Photographed by the author in the summer of 2015.  Yes, there was extensive tornado damage seventeen years prior. A swath of new stores across the street and spotty new construction in the city belied the problem. So does the new roofline on the old Carnegie building. Now it holds a real estate office, plus, get this....

A Halal meat shop.

This gets the award for the most unusual reuse of a library building!

Sauk Centre

(L) This E.C. Kropp card, mimicking the Curt Teich Photo-Platin and the Black and White series, also features the city's junior high school. If you are able to read its caption, the city name is misspelled as 'Sauk Center.' It was mailed in 1954.
(R) Sometime between the production of the E.C. Kropp card and this L.L. Cook photo card, the junior high school in back of the library was torn down.

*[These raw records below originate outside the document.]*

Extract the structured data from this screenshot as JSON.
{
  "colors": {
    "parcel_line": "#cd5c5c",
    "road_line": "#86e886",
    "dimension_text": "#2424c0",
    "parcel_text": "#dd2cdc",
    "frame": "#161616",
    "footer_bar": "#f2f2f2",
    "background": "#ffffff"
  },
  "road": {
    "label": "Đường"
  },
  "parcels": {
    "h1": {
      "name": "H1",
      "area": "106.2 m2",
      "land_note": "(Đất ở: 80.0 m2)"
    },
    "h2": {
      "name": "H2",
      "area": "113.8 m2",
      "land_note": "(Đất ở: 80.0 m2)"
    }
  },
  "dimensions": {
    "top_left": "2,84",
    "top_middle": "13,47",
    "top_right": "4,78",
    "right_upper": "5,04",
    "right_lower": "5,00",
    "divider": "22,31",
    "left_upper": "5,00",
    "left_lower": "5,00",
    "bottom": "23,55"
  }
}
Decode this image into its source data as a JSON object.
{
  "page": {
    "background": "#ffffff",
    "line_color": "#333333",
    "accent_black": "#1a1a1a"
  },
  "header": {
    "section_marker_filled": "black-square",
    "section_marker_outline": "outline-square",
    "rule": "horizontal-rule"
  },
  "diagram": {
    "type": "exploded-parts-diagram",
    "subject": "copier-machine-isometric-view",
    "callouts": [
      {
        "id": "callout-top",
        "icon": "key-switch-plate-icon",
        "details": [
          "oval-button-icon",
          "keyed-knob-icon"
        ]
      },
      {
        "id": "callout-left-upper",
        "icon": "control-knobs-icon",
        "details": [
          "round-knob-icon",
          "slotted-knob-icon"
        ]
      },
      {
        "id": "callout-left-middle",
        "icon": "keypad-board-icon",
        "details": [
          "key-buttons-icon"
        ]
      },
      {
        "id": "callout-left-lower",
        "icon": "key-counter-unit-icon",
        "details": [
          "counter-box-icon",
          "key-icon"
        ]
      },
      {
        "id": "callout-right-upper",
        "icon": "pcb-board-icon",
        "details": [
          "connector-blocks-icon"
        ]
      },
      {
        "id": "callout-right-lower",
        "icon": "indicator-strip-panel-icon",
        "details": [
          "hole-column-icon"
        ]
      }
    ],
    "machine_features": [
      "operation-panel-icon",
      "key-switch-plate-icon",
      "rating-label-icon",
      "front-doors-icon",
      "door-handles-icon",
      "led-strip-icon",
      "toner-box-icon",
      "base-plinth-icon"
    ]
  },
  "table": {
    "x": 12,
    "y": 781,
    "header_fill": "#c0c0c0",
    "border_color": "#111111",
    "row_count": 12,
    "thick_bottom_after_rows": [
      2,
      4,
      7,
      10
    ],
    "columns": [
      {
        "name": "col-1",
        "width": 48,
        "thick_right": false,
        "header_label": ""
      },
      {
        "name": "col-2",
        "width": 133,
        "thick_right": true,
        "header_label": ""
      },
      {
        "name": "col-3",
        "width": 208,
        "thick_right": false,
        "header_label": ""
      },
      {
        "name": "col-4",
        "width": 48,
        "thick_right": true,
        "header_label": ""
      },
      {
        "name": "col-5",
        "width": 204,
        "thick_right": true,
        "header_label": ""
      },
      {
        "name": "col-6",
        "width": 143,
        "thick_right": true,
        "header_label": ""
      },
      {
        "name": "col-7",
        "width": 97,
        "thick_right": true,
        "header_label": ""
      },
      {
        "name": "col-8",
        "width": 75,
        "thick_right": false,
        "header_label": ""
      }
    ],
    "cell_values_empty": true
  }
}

1903 Carnegie grant. Still in use, with an addition where the junior high school had been. Now part of the Great River Regional Library. An unusual feature of this building is the dormer, used instead of a dome.

Spring Valley

Built in 1904. Surprisingly, there was no precursor library. It is now used as City Hall.
(L) This is another of those unattributed, gaudily tinted cards so common for midwestern library buildings. One similar card in my collection has 'Massure' as its publisher, or possibly its distributor.
(R) Private Mailing Card.

Stillwater

A V.O. Hammon card also shows a streetcar. Sometimes these are real, sometimes phantom.

A. Pearson Co. photo postcard.

Very clean, early, view of the library.

A Patton, Fisher, and Miller design.
The 1902 Carnegie building was renovated in 1972-3, 1987 and 2006. The Library spent the final construction year in a local mall. From its web site, it looks as if everything went well. Good thing it was finished before the economy bottomed out.